Nope, just tested https://github.com/JuliaLang/julia/pull/26025; it gives the same speed for strip_names, just with nicer code.

So kudos to andyferris; better wait until his PR is merged or copy-paste the code from his PR if you can’t wait.

edit: Once I fix my personal git-hell I will maybe submit a PR for the struct-to-named-tuple conversion, if you think it is useful.

JeffreySarnoff · February 13, 2018, 9:43pm

thank you.

there is this effort too, FastSplat which does speed splatting. I get ~6x (0.6.2) and ~3x (0.7.0-DEV).

jameson · February 13, 2018, 10:26pm

T(fields...) is only a constructor if the type doesn’t define a constructor. Similarly, to_named_tuple_generated would be wrong for any type that defines getproperty. It might make sense for this code to live in a package, with a “buyer-beware” warning, but I don’t think we should put it in base. This is also coupled to the reason Julia APIs often avoid using dot-oriented accessors (specifically, because it encourages excess coupling of a type’s data layout and usage & hinders effective usage of dispatch).

foobar_lv2 · February 13, 2018, 10:59pm

Thanks!

So @piever the best is to copy-paste the struct_to_named_tuple into your code or maybe submit it to some place where it fits (e.g. the packages that use named tuples in the data-frame/table ecosystem; you obviously have my permission to do so, I don’t need credit for these 5 lines; it’s just like all the pointer-based non-allocating array-views that everyone copy-pastes and modifies). If it doesn’t belong in base then it doesn’t belong in base, so I can procrastinate fixing my git for some more time, yay!.

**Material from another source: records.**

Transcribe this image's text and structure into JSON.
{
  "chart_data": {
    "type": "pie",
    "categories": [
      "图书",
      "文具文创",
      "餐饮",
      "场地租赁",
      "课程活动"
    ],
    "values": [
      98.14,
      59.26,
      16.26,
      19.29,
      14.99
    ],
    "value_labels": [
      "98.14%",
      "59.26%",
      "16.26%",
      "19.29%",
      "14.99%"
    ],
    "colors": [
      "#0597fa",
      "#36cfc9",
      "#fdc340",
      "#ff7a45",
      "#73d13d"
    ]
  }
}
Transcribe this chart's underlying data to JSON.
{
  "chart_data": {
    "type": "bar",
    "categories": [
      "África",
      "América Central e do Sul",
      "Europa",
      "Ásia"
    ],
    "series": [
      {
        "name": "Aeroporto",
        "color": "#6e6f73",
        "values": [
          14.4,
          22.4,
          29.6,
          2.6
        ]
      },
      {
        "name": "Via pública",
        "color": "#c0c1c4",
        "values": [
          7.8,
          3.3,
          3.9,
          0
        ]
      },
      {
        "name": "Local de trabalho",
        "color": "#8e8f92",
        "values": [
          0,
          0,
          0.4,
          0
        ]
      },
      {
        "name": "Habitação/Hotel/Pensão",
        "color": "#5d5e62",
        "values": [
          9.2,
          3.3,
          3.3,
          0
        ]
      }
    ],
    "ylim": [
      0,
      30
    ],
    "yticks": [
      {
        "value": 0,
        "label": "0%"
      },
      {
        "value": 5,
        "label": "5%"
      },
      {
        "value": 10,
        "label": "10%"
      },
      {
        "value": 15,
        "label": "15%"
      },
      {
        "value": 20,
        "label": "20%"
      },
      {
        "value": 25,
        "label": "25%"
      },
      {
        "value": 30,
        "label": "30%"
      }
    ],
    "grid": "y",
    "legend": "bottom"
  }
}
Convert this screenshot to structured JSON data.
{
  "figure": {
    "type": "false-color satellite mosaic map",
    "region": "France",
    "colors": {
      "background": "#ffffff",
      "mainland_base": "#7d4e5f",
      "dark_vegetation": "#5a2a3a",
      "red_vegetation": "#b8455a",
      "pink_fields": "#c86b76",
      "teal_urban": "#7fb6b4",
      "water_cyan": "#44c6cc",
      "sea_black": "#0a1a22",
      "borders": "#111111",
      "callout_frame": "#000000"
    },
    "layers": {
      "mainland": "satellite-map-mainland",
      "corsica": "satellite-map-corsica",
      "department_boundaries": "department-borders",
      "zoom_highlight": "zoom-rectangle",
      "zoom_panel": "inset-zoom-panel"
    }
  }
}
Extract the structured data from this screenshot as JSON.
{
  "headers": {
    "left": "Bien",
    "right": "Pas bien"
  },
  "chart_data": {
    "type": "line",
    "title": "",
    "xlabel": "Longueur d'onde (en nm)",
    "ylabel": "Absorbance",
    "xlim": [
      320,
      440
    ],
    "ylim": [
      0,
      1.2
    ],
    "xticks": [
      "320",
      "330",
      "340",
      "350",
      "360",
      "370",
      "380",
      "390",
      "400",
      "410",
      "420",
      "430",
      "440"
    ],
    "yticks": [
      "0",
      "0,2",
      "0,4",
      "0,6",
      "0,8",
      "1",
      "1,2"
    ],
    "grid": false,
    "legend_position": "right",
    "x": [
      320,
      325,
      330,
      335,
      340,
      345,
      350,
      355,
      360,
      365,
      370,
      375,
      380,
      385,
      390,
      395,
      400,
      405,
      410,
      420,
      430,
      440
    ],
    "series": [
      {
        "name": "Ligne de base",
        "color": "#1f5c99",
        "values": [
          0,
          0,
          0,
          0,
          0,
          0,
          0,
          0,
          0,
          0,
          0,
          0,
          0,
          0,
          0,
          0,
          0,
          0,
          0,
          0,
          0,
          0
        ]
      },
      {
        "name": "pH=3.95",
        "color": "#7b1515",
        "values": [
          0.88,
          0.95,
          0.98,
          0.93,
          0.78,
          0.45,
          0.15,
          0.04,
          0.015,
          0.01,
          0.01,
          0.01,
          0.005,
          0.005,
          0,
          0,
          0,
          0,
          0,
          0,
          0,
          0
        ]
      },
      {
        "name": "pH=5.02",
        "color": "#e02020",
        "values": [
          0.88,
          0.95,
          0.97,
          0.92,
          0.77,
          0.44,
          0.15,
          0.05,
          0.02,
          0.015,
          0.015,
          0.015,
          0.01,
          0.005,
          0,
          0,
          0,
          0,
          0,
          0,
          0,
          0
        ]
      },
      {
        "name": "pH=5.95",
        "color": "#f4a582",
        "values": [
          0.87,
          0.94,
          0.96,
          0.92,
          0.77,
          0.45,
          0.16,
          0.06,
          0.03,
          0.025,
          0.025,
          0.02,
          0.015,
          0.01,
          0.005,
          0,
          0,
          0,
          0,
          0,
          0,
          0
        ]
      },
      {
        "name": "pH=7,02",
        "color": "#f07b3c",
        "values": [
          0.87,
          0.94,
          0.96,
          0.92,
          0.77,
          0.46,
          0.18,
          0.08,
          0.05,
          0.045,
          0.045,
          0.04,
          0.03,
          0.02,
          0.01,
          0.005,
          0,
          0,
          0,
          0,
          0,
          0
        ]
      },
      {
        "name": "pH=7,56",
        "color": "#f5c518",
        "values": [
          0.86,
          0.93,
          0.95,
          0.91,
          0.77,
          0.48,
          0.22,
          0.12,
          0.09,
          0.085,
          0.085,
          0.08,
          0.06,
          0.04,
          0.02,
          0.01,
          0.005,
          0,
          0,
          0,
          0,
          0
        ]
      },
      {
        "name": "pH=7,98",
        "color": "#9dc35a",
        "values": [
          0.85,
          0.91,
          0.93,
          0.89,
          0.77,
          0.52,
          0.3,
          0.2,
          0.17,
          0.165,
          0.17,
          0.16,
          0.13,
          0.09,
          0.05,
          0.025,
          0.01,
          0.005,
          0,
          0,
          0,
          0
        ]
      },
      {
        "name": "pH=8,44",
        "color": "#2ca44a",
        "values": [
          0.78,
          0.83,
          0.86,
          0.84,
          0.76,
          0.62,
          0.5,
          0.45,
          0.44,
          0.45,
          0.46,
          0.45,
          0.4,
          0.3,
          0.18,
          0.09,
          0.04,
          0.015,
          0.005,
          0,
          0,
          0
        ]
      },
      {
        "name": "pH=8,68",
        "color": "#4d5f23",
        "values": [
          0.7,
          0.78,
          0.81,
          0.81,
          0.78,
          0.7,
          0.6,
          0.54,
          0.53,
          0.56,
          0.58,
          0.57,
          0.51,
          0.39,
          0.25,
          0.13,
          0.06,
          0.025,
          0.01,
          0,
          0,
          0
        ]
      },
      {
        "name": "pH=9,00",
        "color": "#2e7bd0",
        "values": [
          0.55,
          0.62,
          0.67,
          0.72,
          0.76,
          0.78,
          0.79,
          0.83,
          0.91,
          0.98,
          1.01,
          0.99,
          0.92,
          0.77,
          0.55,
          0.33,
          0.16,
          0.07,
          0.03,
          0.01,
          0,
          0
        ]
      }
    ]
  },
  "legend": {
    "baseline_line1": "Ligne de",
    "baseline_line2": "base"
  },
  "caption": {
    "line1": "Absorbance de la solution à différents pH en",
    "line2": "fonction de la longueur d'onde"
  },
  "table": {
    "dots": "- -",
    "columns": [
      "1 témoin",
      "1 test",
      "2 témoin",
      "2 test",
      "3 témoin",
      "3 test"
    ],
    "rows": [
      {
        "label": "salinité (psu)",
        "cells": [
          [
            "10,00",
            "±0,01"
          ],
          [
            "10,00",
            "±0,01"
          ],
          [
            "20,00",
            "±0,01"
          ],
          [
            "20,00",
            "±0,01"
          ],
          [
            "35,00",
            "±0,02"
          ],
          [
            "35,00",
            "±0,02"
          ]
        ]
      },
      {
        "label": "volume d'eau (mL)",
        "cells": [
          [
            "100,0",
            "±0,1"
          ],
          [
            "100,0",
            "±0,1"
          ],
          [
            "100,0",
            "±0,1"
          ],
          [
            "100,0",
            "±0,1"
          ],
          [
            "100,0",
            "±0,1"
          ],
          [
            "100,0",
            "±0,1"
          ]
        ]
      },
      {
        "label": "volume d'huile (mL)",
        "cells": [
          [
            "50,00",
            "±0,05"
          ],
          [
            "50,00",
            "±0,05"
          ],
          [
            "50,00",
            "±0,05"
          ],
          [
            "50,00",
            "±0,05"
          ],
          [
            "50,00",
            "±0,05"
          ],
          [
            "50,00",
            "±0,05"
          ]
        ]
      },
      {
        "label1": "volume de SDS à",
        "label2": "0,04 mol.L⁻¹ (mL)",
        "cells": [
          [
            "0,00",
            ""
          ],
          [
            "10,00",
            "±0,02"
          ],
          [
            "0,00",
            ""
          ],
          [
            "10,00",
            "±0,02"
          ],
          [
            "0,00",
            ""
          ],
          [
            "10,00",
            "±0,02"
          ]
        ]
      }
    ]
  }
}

Splatting of named tuples will be reasonably fast once https://github.com/JuliaLang/julia/pull/26025 has landed, so the strip_names can be forgotten (modulo maybe unions: Tuples are covariant and named tuples are not, so I’m not sure whether there lurk performance dragons when splatting named tuples with Union{Int,Missing} fields).

piever · February 13, 2018, 11:09pm

I also thought this probably belongs to some data package then (possibly one of the IterableTables group), I’ll make a PR when those packages update to Julia 0.7, thanks again for your contribution.

davidanthoff · February 25, 2018, 1:35am

I think @jameson is probably right that we should just relax the requirement that things have to be a named tuple and accept any struct everywhere. Query.jl already has no special treatment for named tuples, and it might make sense to do the same for the iterable tables interface. I think I want to think a bit more about this, but that is my current view.

oschulz · November 21, 2018, 10:49am

Do we have conversion between structs and named tuples available in some package by now? If not, @JeffreySarnoff, would you accept something like this as an addition to NamedTupleTools.jl?

JeffreySarnoff · November 21, 2018, 11:04am

sure

JeffreySarnoff · November 21, 2018, 11:59am

Just tagged v0.4.0

using NamedTupleTools

julia> struct MyStruct
           tally::Int
           team::String
       end

julia> mystruct = MyStruct(5, "hometeam")
MyStruct(5, "hometeam")

julia> mynamedtuple = NamedTuple(mystruct)
(tally = 5, team = "hometeam")

julia> mystructtuple = (tally = 18, team = "vistors")
(tally = 18, team = "vistors")

julia> myotherstruct = convert(MyStruct, mystructtuple)
MyStruct(18, "vistors")

oschulz · November 21, 2018, 12:08pm

Oh, nice, thanks!

One question: NamedTupleTools doesn’t really “own” NamedTuple, but defines methods like length (and now convert) for it. Are you aware of any other packages that do that too and could cause ambiguities? Or can we consider NamedTupleTools as “official” enough that that’s fine?